I've been thinking lately about faith, and about what life looks like after faith has fallen apart. So many of us, particularly in my generation, have reached a point in life where circumstances, or education, or our own questioning, brought us to a point of doubt--and then beyond.
Like many of my peers, I grew up with a strong sense of commitment to God, faithfulness to my local Christian church, and a passion to make that God known. My faith in God was a strong wall - a place of protection and comfort, of direction and purpose. It guided my decisions and gave my life meaning.
Then the hard times came. A [liberal arts] education started running cracks through the mortar of my assumptions. Suffering--my own, and that of the world at large--tore at the bricks so carefully laid. A deep spiritual and emotional darkness descended over my life, and crumbled the few remaining bits of wall. When light at last began to dawn, I found myself disoriented, standing in a heap of rubble, with dust and smoke drifting past me into the obscure distance.
Out of the haze, I eventually began to discern other figures. They stood amidst their own heaps of rubble, shaking their heads and sorting the confusion of their own crumbled faith. Many of them dusted themselves off and began to walk away. Some chose to walk in the direction of the receding darkness, while others followed the rays of light that cut through the swirling dust. Still others slowly began rebuilding, right where they stood. They lifted each brick, brushed it off, and put it back in place.
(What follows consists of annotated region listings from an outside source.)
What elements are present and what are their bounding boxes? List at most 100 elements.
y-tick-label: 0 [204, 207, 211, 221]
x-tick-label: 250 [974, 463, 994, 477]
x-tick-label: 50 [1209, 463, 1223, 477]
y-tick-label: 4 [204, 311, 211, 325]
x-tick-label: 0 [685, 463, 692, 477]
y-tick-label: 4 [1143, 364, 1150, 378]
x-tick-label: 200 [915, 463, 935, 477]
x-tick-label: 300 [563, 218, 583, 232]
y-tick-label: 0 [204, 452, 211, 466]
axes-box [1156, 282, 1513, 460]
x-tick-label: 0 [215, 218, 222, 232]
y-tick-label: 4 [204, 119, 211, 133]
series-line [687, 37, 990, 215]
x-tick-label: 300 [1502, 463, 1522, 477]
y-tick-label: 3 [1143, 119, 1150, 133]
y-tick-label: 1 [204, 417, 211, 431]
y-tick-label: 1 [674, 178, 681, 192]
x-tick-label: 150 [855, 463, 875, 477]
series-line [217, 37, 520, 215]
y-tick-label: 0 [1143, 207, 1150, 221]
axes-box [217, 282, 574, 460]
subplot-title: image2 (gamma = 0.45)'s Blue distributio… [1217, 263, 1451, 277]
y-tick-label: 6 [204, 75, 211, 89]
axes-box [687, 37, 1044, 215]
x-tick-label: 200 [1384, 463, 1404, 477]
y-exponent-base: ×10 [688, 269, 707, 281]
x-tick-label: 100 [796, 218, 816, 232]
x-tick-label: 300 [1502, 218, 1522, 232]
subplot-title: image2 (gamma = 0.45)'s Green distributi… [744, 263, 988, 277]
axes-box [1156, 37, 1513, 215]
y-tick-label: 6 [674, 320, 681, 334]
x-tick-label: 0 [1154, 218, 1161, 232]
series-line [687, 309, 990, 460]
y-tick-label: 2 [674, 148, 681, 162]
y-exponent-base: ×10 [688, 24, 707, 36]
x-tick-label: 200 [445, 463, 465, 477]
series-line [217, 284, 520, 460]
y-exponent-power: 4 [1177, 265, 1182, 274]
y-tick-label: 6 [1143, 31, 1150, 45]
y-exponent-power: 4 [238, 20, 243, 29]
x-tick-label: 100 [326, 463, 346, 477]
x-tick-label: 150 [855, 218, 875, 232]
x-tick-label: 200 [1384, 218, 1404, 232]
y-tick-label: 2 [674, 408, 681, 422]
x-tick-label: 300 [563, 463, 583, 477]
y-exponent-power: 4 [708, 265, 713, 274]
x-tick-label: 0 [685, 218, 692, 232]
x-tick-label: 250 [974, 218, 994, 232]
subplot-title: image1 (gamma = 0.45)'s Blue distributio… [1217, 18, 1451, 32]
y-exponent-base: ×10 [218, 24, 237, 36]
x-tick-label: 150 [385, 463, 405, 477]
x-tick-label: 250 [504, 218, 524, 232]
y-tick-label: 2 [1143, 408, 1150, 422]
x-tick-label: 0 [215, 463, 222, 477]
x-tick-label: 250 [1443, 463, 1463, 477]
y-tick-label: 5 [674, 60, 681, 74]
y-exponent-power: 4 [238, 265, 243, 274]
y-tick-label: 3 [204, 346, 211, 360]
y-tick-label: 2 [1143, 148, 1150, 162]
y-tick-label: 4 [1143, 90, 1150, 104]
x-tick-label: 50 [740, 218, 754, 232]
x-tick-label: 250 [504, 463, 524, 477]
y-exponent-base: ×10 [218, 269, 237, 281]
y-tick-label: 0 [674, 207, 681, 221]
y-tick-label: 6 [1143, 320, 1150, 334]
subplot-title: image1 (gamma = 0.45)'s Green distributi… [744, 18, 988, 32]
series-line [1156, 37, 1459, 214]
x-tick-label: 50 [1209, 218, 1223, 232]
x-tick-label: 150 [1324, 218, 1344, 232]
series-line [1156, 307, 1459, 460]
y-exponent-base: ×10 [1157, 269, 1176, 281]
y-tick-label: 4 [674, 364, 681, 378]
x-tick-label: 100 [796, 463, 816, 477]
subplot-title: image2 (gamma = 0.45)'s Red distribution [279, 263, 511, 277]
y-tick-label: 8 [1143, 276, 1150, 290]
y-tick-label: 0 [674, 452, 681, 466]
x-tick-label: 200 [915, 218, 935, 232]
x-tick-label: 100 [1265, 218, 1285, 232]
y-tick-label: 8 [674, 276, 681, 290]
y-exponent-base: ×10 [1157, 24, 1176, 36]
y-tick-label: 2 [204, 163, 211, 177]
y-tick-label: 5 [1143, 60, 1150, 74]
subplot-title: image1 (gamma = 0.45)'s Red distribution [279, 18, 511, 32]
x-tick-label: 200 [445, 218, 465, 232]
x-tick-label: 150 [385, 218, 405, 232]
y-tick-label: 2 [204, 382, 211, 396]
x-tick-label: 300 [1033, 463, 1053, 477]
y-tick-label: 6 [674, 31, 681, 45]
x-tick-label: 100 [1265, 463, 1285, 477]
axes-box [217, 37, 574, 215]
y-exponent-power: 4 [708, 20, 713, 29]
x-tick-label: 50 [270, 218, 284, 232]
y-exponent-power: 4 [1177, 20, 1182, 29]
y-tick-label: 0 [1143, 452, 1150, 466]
As for myself, I spent quite a while in that rubble. I was angry about it, I grieved the loss of my wall, and I watched closely what others were doing. Then, almost without knowing it, I picked up one of my bricks and laid it on the ground in front of me. I laid another after that, and then another. Over time, I found I was laying a path. Not a path with a definite destination, to be clear, but one that circled and wove its way through (and perhaps beyond) the debris. I'm still laying that path, dusting off the old bricks, mixing in a few new ones, even occasionally stepping off the pavers into the mud. It has turned out to be a confusing, hopeful, sometimes painful, joyful adventure - finding my way forward on this path of faith.
One of the greatest surprises of this stage of my faith has been the communion that has grown with other rubble-dwellers. Regardless of what we've chosen to do with our heaps of debris, we have in common this experience - our once trusted walls have crumbled, we have breathed the dust of their extinction. Our eyes have burned with the fine grit of crushed faith, and we have grieved the loss of what we once held dear. Our conversations grow out of deep empathy and shared questions. We have suffered, perhaps not together, or identically, but still alongside one another; we have learned of darkness and doubt and shock. As we chart our courses in the wake of this disaster, our parallel experiences draw us together.
Some of us will walk away, some of us will rebuild, some of us will survey the confusion indefinitely. So far, there seems to be no one "right way" to sort out this loss. While our future paths might lead in varied directions, we are comforted, and yes--blessed--by the privilege of this shared memory. What we may or may not do in the days to come remains to be seen, but this we do know: we are held together in the solidarity of the rubble.